RESET/CRADLE Online Seminar 1 – October 29, 2020

Abstract

The presentation is focused on the Italian experience of LabT (Territorial Laboratory). LabT is a collaborative space in which researchers and professionals working in child and family welfare and child protection design innovative actions to support vulnerable parents and children.

LabT is a multiprofessional context involving actors from different organizations and it is designed as a reflective space. Participants discuss starting from local data concerning the results of their intervention programs with children and families, and questioning their own professional practices as well as the support network they build. The discussion is facilitated by researchers and aimed to collaboratively construct a local project for improving their work.

The data we draw upon are notes and recordings from group discussions with professionals and informal helpers connected by a common engagement in child protection and child and family support in two different geographic areas in Northern and Central Italy. The group discussions involve social workers, healthcare professionals, teachers, school principals, social educators, foster families who interact on the outcomes of the P.I.P.P.I. program (National Program for Supporting Children and Families Living Difficult Situations in their Everyday Life) and trying to identify the main needs as well as strengths and weaknesses of their collective action towards vulnerable children and families.

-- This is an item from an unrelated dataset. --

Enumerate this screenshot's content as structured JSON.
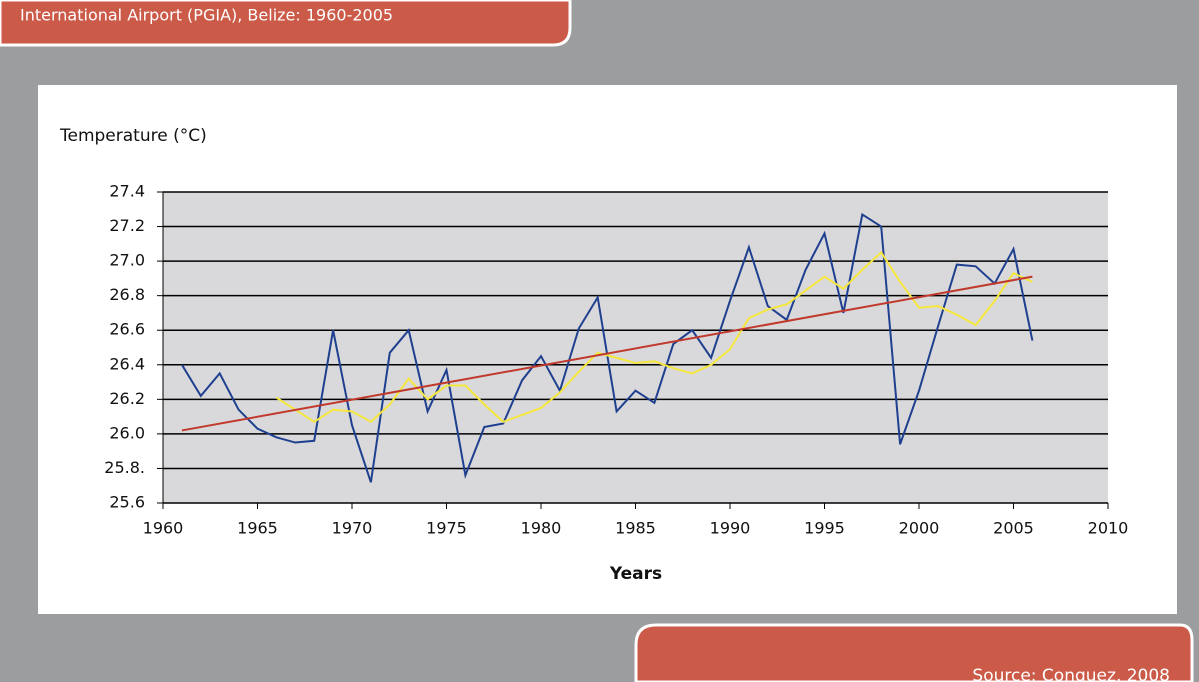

We chose to use the lens of Cultural-Historical Activity Theory (Sannino & Engeström, 2017) to better understand the learning processes and outcomes in LabTs, seen as activity systems involved in qualitative change, driven by emerging contradictions. We are especially interested in discussing how the contrasting representations of vulnerable children and families and of the role of the local support network can be reconceptualized in an expanding learning perspective. This process is also leading us to question our function and positioning as researchers working with professionals in these activity systems and in their interaction with other activity systems, in order to enhance the transformative potential of LabTs.